Showing the equivalence of lagrangians

1. Jan 7, 2013

dingo_d

1. The problem statement, all variables and given/known data

I have a lagrangian written as:

$\mathcal{L}_H = \text{Tr}\left[\,(D_\mu \Phi)^\dagger D^\mu \Phi\right] - \mu^2 \text{Tr}\left[\,\Phi^\dagger \Phi\right] - \lambda (\text{Tr}\left[\,\Phi^\dagger \Phi\right])^2$

Where the field is:

$\Phi \equiv \frac{1}{\sqrt{2}}(i \sigma_{2} \phi^*, \phi) = \frac{1}{\sqrt{2}} \begin{pmatrix}\phi^{0*} & \phi^+ \\-\phi^- & \phi^0\end{pmatrix} \;,$

and

$D_\mu \Phi \equiv \partial_\mu \Phi + i g \frac{\sigma^{i}}{2} W^{i}_\mu \Phi - i \frac{g'}{2} B_\mu \Phi \sigma_3 \;.$

And I need to show that that is the same as:

$\mathcal{L}_H = \left[(\partial_\mu+ig{\bf{T}\cdot W_\mu}+ig'\frac{Y}{2}B_\mu)\phi\right]^\dagger\left[(\partial_\mu+ig{\bf{T}\cdot W_\mu}+ig'\frac{Y}{2}B_\mu)\phi\right]-\mu^2(\phi^\dagger\phi)-\lambda(\phi^\dagger\phi)^2$.

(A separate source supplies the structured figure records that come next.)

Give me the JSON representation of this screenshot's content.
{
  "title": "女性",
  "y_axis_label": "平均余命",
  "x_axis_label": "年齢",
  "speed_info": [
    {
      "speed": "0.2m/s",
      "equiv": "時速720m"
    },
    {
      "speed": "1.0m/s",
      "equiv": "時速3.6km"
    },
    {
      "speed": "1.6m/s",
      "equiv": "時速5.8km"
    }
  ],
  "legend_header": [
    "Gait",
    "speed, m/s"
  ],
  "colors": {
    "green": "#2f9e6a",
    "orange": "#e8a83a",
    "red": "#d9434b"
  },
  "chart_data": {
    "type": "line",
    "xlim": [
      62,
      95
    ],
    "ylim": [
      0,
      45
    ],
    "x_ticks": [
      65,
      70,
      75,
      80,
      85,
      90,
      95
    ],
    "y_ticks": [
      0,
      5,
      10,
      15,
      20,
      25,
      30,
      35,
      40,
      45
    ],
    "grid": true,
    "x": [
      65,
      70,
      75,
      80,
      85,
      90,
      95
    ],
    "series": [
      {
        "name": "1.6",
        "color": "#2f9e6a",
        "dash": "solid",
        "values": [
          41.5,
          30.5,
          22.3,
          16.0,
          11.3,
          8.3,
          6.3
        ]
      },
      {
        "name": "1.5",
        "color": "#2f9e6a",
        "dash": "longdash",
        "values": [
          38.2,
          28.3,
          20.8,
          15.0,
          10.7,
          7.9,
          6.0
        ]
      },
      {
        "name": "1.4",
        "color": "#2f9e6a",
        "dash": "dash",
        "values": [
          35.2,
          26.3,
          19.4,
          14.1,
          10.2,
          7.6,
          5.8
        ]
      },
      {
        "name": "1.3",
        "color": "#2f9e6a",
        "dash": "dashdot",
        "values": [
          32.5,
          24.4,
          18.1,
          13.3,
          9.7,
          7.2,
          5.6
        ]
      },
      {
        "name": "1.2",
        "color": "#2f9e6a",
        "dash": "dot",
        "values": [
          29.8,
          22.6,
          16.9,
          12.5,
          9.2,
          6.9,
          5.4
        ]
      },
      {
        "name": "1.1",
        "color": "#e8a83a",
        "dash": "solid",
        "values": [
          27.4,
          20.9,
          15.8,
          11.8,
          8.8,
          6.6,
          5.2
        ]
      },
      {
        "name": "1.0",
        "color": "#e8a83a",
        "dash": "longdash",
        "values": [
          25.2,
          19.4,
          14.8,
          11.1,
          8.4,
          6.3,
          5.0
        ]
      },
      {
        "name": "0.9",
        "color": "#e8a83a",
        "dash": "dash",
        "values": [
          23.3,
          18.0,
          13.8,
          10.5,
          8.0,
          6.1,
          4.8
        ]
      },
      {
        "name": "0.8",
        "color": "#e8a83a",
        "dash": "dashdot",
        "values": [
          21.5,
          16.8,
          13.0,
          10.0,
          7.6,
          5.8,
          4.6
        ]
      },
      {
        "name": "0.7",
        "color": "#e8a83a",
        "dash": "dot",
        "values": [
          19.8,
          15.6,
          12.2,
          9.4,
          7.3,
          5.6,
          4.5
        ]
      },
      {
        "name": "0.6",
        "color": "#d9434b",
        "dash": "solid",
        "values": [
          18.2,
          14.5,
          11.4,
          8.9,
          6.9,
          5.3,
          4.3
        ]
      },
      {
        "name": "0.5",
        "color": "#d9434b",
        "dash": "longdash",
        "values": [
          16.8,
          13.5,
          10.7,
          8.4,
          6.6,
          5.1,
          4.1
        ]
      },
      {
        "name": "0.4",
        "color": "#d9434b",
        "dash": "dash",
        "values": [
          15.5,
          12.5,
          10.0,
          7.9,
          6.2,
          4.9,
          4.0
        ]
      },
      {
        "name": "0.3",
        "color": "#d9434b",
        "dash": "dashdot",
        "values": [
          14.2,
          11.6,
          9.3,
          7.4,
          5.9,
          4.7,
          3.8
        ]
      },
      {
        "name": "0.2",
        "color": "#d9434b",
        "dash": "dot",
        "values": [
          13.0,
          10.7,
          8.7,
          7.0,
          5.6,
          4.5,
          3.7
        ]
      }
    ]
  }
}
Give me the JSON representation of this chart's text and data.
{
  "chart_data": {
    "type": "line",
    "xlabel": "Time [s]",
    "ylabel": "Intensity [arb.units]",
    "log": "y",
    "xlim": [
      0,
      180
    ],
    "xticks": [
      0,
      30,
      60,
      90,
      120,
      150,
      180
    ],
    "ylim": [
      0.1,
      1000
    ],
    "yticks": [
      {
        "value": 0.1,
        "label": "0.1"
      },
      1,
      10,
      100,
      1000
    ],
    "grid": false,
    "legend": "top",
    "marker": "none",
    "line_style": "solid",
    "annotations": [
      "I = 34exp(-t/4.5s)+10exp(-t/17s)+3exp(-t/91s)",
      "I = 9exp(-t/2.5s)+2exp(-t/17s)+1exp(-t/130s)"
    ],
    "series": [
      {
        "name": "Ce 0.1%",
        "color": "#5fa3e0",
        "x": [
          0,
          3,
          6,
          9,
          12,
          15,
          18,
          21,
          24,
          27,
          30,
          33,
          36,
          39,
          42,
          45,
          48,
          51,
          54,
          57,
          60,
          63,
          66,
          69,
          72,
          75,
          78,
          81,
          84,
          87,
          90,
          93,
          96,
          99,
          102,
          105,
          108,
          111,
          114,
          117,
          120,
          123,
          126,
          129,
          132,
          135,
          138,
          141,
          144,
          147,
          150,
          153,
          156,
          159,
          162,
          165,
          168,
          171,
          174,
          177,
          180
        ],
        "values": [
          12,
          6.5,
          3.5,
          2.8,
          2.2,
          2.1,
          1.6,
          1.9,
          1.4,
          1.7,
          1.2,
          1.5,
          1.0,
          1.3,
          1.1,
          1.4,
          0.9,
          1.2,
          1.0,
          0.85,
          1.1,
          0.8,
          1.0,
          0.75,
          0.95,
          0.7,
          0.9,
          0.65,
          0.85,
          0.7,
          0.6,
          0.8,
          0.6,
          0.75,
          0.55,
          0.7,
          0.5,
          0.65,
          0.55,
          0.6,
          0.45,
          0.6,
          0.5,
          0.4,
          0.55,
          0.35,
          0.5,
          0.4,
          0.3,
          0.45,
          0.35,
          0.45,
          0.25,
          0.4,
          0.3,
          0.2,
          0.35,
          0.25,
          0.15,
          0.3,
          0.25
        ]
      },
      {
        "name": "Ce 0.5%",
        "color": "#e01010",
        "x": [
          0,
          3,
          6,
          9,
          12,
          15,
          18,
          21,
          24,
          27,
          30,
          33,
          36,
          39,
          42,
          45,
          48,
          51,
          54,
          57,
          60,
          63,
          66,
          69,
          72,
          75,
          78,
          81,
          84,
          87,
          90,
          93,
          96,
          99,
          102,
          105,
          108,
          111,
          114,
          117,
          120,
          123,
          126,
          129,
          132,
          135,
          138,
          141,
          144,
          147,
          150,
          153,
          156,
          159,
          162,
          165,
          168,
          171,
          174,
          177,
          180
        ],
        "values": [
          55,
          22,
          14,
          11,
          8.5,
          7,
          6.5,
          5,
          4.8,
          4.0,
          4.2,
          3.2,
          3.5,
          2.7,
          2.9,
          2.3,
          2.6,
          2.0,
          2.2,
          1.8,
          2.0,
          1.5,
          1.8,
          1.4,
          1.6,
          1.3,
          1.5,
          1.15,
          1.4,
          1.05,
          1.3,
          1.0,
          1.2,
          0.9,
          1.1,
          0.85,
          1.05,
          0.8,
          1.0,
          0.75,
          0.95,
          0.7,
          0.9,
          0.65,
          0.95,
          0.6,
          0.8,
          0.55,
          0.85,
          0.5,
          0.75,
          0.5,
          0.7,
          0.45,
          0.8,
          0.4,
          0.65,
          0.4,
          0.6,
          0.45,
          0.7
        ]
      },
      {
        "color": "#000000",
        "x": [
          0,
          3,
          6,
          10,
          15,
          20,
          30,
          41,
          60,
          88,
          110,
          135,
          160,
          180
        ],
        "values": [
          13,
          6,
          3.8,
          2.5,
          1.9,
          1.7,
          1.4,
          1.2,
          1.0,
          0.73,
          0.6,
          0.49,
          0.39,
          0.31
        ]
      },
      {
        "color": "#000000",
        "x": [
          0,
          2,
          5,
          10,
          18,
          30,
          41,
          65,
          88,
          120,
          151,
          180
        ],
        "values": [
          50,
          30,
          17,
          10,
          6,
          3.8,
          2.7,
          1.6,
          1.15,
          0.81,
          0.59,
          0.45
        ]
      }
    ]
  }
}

Now, I have easily shown that the potential part really is the same, by explicitly doing matrix multiplication, and showing that the expression with the trace is the same as the one without, but how to show the kinetic part? What to do here?

Any help is welcome :)

2. Jan 9, 2013

fzero

You haven't specified the weak isospin $\mathbf{T}$ and hypercharge operator $Y$, but I think you will find that they are precisely defined so that this equivalence follows.